CUDA API Reference (Actual Implementation)

This document describes the actual CUDA implementations in AnalysisG, which use PyTorch tensor operations.

Overview

The CUDA code in AnalysisG is designed to work with PyTorch tensors, not raw arrays. All kernels use:

  • torch::Tensor for input/output

  • torch::PackedTensorAccessor for kernel access

  • AT_DISPATCH_FLOATING_TYPES for type templating

  • Automatic CPU/GPU device handling

Location: src/AnalysisG/pyc/*/ with .cu and .cuh files

Physics Calculations (pyc/physics)

Location: pyc/physics/physics.cu and pyc/physics/include/physics/physics.cuh

The physics module provides kinematic calculations on four-momentum tensors.

Momentum Magnitude

torch::Tensor physics_::P2(torch::Tensor *pmc)
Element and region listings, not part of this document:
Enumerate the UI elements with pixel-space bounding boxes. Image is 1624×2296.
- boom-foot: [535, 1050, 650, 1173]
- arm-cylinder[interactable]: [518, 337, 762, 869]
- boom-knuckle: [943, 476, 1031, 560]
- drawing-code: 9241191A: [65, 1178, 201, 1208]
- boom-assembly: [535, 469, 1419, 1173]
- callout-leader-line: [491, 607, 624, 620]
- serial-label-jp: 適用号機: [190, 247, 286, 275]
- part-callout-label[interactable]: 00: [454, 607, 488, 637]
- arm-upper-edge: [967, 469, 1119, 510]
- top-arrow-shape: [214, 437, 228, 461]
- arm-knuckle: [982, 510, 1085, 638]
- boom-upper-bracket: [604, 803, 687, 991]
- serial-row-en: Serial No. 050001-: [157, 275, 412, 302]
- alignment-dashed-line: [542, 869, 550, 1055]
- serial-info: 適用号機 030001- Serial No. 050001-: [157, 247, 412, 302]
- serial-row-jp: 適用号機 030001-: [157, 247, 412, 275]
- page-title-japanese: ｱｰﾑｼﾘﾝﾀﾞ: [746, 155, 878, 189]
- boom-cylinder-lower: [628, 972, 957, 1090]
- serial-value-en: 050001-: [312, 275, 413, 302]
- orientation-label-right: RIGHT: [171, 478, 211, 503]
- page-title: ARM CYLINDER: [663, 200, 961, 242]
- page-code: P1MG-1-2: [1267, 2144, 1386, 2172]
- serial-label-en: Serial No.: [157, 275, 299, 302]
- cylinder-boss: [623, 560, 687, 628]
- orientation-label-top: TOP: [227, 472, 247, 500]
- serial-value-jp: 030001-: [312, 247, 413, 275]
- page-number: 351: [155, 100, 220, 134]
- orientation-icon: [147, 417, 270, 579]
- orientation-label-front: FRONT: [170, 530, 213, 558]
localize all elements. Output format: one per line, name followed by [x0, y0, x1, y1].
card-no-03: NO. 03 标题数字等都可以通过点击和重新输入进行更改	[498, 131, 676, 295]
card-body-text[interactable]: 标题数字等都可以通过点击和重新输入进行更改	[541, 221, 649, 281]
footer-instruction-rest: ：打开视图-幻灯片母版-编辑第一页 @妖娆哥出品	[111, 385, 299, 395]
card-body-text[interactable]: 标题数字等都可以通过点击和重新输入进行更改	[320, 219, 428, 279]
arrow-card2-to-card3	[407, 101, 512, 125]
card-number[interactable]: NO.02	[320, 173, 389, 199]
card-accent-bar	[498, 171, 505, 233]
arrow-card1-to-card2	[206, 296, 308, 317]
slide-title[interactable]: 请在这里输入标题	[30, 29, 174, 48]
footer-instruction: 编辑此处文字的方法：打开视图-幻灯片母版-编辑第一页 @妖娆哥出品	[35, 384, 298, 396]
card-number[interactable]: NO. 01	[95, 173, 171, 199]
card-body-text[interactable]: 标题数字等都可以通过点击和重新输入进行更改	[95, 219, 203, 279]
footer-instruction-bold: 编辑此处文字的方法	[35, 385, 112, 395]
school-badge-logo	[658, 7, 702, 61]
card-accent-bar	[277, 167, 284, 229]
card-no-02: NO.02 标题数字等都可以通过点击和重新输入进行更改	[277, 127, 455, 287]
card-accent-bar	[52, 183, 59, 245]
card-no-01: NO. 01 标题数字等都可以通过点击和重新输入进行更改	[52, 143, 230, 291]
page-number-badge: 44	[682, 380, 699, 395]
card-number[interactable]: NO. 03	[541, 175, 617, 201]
Compute squared momentum magnitude P² = px² + py² + pz².

Parameters:

pmc – Four-momentum tensor [N, 4] with columns [px, py, pz, e]

Type pmc:

torch::Tensor*

Returns:

P² tensor [N, 1]

Rtype:

torch::Tensor

CUDA Kernel: _P2K<scalar_t, 128><<<blocks, threads>>>

Usage:

torch::Tensor pmc = torch::rand({1000, 4}, torch::kCUDA);
torch::Tensor p2 = physics_::P2(&pmc);  // [1000, 1]
torch::Tensor physics_::P(torch::Tensor *pmc)

Compute momentum magnitude P = √(px² + py² + pz²).

Parameters:

pmc – Four-momentum tensor [N, 4]

Returns:

P tensor [N, 1]

CUDA Kernel: _PK<scalar_t, 128><<<blocks, threads>>>

Velocity (Beta)

torch::Tensor physics_::Beta2(torch::Tensor *pmc)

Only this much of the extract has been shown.